The Weekly Newsletter of MIT Linguistics

LF Reading Group 4/10 - Christopher Baron (MIT)

Speaker: Christopher Baron (MIT)
Title: Entailments, implicatures, and absolute adjectives
Time: Wednesday, April 10th, 1-2PM
Location: 32-D461

Absolute adjectives like straight and bent give rise to interesting entailments and implicatures when they occur in degree constructions; the [a] and [b] examples below are comparatives, and the [c] examples are degree achievements.

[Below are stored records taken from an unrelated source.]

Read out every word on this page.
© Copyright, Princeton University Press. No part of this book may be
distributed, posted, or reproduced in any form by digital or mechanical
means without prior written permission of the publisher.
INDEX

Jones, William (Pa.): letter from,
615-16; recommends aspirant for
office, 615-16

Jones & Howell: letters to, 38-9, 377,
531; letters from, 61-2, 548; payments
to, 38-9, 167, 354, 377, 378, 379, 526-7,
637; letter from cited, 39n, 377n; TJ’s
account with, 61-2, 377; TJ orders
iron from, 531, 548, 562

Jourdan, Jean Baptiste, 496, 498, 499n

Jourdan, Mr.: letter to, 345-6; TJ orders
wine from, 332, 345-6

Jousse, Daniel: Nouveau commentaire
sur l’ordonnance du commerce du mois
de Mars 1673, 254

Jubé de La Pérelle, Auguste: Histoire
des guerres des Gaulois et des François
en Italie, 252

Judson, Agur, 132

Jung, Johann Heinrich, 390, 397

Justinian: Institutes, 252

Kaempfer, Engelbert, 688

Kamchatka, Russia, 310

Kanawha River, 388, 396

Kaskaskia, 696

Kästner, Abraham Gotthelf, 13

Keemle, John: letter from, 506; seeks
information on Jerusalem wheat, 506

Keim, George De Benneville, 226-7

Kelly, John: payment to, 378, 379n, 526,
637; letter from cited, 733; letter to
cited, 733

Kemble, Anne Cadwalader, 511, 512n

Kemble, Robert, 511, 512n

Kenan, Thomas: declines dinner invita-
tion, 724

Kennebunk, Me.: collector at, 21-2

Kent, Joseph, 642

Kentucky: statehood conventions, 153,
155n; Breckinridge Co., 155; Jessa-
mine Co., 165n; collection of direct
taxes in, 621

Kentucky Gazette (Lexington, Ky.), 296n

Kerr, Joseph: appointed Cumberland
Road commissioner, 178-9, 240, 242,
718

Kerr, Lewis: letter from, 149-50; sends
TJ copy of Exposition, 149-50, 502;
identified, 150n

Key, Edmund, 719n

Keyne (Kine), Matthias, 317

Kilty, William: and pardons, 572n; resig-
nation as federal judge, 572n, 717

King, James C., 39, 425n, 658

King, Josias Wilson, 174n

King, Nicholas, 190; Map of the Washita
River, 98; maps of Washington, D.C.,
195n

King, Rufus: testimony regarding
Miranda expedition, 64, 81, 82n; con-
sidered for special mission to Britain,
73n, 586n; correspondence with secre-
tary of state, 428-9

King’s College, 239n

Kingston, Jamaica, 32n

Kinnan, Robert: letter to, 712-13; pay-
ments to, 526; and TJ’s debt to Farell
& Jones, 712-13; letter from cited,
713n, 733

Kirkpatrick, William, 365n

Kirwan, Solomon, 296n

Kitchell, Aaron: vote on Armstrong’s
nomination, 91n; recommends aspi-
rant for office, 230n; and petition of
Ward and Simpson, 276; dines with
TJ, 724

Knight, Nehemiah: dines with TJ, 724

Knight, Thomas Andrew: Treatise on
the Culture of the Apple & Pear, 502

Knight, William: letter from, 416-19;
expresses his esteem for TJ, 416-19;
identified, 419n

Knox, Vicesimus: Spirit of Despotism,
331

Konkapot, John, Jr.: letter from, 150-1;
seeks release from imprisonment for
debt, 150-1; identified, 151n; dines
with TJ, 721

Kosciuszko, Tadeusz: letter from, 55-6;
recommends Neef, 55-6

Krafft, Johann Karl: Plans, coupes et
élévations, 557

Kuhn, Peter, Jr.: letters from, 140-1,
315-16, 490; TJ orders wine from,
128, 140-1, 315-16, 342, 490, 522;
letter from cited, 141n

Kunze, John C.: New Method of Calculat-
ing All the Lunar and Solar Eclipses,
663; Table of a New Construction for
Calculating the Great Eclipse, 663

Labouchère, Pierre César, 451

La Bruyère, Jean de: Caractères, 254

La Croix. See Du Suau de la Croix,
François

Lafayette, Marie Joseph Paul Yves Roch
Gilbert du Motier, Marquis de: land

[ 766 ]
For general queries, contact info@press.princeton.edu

  1. [a] Bar A is straighter than it was before.
    [b] Bar A is straighter than Bar B is.
    [c] Bar A straightened.
  2. [a] Bar C is more bent than it was before.
    [b] Bar C is more bent than Bar B is.
    [c] Bar C bent

(1a) and (1c) entail that Bar A wasn’t completely straight before; (1b) entail that Bar B isn’t completely straight. However, (1a) and (1b) seem to imply that Bar A isn’t completely straight, whereas (1c) seems to imply that it is completely straight (now). The examples in (2) are similar. All three entail that Bar C is bent (now). (2a) seems to imply that Bar C was already bent, and (2b) seems to imply that Bar B is also bent. However, (2c) seems to imply that Bar C wasn’t bent before. 

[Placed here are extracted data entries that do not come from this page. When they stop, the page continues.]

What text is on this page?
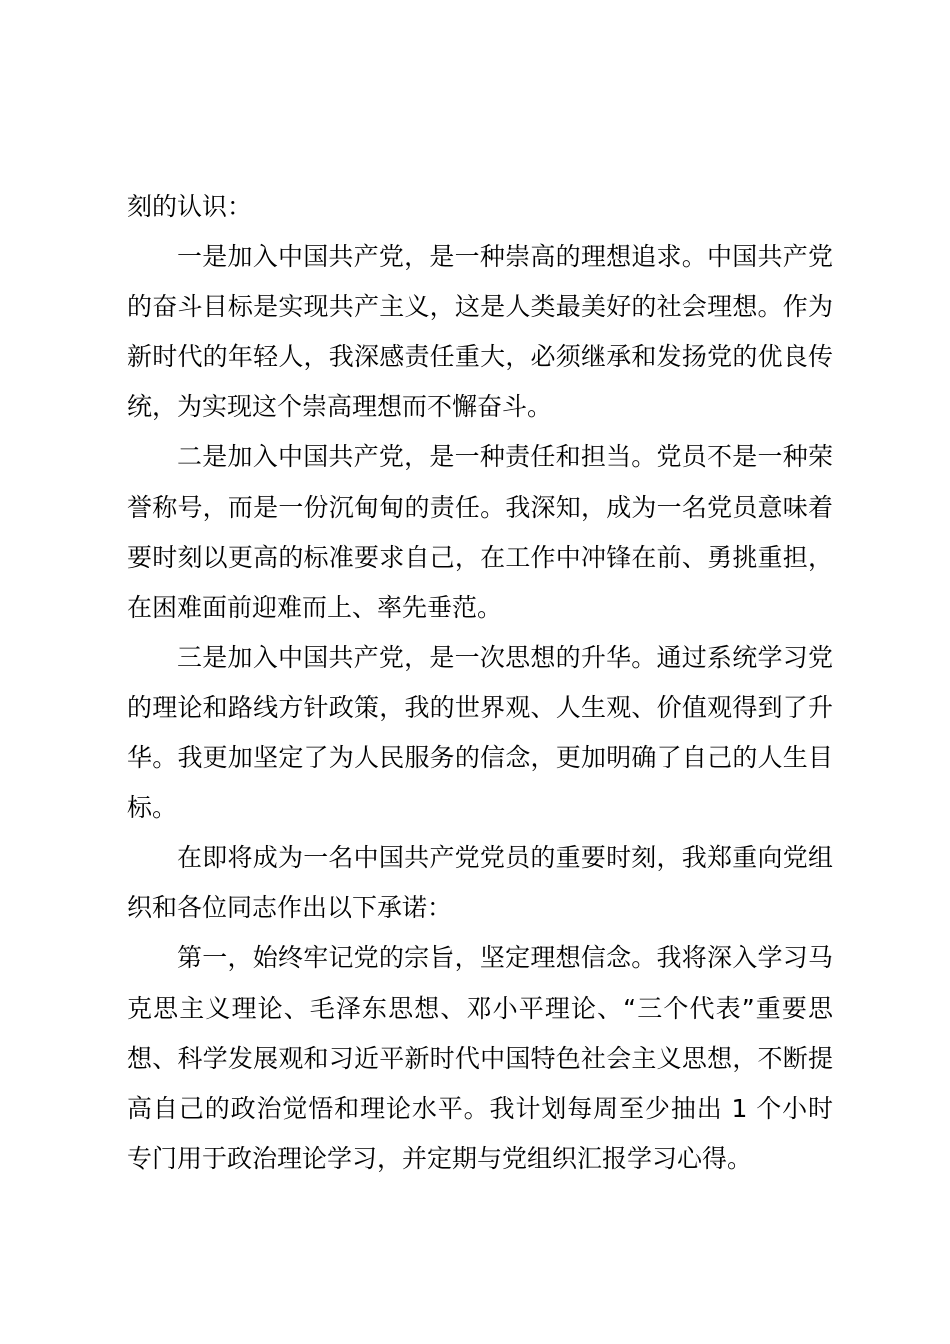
刻的认识：

一是加入中国共产党，是一种崇高的理想追求。中国共产党的奋斗目标是实现共产主义，这是人类最美好的社会理想。作为新时代的年轻人，我深感责任重大，必须继承和发扬党的优良传统，为实现这个崇高理想而不懈奋斗。

二是加入中国共产党，是一种责任和担当。党员不是一种荣誉称号，而是一份沉甸甸的责任。我深知，成为一名党员意味着要时刻以更高的标准要求自己，在工作中冲锋在前、勇挑重担，在困难面前迎难而上、率先垂范。

三是加入中国共产党，是一次思想的升华。通过系统学习党的理论和路线方针政策，我的世界观、人生观、价值观得到了升华。我更加坚定了为人民服务的信念，更加明确了自己的人生目标。

在即将成为一名中国共产党党员的重要时刻，我郑重向党组织和各位同志作出以下承诺：

第一，始终牢记党的宗旨，坚定理想信念。我将深入学习马克思主义理论、毛泽东思想、邓小平理论、“三个代表”重要思想、科学发展观和习近平新时代中国特色社会主义思想，不断提高自己的政治觉悟和理论水平。我计划每周至少抽出 1 个小时专门用于政治理论学习，并定期与党组织汇报学习心得。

I’ll argue that this implied content really is implicature, rather than entailment or presupposition, and explore and expand on accounts of some (but not all) of these implicatures (e.g. Kennedy 2007). Furthermore, I’ll explore various possibilities for the apparent reversal in implicature with degree achievements, and argue that none of the obvious solutions are quite appealing. I leave open for now, however, a positive account of these data.